А он, унылый аккомпаниатор, с ужасом понимал, что не успел перед концертом постричь ногти, и теперь приходилось играть быстрей, быстрей, чтобы скрыть позор, чтобы, не дай Бог, не обернулась во время пения Наташа и не взглянула.
Да, много проблем, много проблем, а сейчас еще и эта, возникшая вслед за отъездом Чрезвычайной миссии, в затылок их отъезду - революция, украденная революция.
Ему представился крадущийся за спиной учителя ученик, вырывающий мелок, чтобы поставить точку после того, как точно и строго формула уже возникла на поблескивающей черной поверхности доски.

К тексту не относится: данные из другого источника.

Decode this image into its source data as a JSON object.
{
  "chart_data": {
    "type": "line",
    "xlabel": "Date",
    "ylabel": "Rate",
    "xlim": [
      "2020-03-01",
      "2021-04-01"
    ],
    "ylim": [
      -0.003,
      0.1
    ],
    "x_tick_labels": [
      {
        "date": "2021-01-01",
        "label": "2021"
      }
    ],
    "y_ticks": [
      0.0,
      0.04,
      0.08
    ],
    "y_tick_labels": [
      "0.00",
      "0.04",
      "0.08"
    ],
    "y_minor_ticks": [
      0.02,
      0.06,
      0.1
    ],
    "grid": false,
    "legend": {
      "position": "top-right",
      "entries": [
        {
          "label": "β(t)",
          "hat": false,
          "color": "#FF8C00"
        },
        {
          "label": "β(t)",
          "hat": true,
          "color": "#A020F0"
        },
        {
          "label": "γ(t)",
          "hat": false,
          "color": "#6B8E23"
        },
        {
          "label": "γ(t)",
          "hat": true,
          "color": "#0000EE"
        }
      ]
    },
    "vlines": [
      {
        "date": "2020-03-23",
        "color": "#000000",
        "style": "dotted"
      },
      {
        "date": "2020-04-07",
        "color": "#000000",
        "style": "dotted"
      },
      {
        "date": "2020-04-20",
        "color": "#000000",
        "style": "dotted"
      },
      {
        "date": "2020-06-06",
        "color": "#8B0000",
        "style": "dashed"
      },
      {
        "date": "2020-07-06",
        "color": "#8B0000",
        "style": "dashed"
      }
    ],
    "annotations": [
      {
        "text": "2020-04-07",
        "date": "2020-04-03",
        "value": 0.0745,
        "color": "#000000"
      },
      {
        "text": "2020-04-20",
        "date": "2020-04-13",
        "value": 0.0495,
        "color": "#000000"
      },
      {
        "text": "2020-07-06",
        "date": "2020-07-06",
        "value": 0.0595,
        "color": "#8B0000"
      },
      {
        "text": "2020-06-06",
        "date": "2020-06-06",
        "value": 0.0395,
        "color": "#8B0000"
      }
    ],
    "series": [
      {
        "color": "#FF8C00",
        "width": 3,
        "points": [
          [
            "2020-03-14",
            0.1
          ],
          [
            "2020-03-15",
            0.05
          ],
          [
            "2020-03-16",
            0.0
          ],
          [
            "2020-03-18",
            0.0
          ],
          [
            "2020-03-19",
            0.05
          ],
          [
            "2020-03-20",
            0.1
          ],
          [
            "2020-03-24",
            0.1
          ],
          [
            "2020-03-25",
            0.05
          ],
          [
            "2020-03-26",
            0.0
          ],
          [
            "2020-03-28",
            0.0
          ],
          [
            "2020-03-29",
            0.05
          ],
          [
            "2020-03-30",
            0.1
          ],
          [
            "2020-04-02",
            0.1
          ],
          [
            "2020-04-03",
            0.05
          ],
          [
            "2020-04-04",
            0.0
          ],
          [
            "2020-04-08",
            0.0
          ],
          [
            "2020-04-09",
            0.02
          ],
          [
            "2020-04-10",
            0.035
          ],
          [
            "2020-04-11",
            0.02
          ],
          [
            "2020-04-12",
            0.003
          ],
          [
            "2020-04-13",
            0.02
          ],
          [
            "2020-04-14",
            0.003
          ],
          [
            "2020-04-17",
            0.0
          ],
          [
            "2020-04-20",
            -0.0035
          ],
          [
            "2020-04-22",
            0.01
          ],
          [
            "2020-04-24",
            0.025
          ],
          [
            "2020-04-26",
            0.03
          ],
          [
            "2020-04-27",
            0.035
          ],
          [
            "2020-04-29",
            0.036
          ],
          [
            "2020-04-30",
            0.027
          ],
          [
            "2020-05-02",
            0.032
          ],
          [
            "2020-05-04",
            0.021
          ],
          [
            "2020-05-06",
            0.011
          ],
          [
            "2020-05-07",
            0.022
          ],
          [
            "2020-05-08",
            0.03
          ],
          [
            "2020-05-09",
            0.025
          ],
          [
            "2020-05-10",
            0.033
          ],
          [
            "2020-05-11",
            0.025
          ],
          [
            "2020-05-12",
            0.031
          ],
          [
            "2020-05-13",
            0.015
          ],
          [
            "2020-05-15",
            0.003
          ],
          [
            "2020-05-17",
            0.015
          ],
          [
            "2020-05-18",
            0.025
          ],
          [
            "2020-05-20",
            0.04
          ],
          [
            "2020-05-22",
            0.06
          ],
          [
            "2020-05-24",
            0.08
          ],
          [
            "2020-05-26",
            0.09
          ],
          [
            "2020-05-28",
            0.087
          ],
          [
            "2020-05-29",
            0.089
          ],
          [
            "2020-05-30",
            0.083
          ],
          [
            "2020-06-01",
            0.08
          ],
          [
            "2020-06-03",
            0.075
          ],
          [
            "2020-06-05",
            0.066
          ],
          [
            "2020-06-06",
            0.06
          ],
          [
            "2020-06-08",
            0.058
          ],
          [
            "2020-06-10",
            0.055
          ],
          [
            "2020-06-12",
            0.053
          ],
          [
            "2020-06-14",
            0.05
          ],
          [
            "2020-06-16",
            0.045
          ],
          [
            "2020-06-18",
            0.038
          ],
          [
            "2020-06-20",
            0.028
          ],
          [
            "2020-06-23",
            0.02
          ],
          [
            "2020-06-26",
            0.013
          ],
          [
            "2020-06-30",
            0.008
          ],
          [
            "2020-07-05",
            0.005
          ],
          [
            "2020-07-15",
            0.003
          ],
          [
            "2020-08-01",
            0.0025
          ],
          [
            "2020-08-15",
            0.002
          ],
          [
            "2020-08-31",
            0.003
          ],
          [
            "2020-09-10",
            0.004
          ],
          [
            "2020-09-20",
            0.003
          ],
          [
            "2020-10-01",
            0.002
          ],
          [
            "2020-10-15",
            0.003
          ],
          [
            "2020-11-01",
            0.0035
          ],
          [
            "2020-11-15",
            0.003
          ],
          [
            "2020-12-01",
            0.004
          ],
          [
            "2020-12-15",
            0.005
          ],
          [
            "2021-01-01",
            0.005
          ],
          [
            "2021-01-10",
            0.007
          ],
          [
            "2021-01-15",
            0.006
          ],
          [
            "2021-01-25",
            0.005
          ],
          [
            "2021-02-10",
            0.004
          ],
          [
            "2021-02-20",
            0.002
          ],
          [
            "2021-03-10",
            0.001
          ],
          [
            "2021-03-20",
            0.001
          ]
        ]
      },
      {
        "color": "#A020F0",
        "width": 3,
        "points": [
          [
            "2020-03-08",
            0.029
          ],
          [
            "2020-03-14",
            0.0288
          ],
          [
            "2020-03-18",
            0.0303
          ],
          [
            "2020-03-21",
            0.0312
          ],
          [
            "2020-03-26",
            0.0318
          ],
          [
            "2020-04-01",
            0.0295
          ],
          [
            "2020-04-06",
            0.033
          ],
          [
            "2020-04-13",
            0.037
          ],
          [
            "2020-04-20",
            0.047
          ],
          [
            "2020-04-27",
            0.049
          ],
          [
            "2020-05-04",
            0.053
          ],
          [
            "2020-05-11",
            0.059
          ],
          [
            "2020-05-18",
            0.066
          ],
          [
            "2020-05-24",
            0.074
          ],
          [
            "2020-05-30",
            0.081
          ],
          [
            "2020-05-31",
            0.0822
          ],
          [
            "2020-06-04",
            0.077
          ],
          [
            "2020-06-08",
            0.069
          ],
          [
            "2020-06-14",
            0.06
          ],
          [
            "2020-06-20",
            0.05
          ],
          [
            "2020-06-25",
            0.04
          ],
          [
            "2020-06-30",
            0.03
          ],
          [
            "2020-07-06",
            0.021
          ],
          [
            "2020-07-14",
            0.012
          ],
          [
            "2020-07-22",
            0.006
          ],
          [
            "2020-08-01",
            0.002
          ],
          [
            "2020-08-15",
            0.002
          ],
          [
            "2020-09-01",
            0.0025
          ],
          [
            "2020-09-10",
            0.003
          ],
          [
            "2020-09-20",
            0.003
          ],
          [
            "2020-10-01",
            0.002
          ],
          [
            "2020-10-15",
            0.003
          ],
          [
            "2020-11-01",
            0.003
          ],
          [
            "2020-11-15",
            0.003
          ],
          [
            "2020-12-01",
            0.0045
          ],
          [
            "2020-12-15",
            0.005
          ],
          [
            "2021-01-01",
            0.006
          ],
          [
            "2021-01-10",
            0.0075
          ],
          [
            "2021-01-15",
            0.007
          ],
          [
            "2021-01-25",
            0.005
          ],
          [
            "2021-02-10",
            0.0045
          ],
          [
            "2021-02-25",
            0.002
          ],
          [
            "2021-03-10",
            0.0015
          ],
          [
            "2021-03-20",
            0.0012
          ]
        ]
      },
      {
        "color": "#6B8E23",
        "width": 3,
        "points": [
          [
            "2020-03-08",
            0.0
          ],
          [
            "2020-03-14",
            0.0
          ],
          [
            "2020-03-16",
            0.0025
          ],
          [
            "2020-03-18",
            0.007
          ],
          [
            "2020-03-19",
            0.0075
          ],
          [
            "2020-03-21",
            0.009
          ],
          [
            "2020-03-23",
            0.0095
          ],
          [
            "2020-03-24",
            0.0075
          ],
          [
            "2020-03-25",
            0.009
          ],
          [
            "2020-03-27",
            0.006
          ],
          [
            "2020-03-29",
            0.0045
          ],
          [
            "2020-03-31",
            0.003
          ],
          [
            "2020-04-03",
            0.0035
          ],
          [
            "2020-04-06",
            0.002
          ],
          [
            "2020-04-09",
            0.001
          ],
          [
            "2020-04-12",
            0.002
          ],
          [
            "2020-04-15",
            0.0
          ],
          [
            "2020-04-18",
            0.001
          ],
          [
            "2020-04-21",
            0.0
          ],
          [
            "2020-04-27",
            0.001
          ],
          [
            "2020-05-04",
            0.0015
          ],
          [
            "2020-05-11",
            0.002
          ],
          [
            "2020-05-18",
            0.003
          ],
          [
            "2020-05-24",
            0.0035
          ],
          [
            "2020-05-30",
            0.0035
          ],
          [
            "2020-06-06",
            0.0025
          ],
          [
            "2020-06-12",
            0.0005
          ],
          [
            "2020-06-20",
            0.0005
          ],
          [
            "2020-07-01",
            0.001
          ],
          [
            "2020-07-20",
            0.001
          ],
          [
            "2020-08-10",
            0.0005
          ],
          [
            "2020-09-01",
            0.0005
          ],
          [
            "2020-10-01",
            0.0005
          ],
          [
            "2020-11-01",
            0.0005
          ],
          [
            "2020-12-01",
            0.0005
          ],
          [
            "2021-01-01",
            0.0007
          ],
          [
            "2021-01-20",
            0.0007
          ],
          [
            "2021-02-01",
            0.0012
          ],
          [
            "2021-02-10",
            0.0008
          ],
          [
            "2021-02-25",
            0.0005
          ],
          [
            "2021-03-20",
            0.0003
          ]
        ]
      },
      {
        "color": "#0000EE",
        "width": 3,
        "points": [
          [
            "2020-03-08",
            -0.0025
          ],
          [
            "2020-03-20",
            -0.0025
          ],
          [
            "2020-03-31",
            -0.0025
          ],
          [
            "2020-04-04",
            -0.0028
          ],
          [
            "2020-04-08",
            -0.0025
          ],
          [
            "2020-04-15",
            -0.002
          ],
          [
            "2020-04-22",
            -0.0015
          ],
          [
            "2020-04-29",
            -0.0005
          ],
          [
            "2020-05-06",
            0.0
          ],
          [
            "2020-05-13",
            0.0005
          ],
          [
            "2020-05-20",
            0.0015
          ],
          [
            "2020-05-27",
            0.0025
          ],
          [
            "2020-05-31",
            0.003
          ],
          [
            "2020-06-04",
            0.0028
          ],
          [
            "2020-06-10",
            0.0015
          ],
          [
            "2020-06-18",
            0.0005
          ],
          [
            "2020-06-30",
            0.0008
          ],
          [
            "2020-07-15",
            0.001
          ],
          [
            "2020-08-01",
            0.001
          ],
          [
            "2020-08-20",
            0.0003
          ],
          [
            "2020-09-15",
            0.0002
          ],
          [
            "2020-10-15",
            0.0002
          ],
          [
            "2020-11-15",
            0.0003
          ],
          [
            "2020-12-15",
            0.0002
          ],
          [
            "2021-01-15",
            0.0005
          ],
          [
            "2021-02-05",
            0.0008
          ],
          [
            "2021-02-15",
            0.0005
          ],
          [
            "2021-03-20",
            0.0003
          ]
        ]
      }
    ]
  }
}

– Вы пока ничего не пишите, - сказал он Тому Ворсли.
– Мне надо еще немного поразмышлять.
2
– Итак, дети, - сказал отец там, дома, в Тифлисе, - без Миши не разобраться, он напишет, а пока будем жить, как жили.
То есть весело - хотел сказать отец, но не договорил, жить весело не давала какая-то общая нервозность, посетившая в эти дни город, пока еще не смятение, не паника, столь частые в южных городах, не терпящих неизвестности, всего лишь нервозность, но именно общая, парализующая.
О России последнее время говорили только с воодушевлением, все ждали чего-то особенного для себя, всей Грузии, Кавказа, а сейчас что-то оборвалось глухо и повисло - в Петрограде, от которого их отделяли не просто версты и версты, а версты войны, и неизвестно было, сколько кругов надо совершить, чтобы правдивые, все разъясняющие известия достигли их города.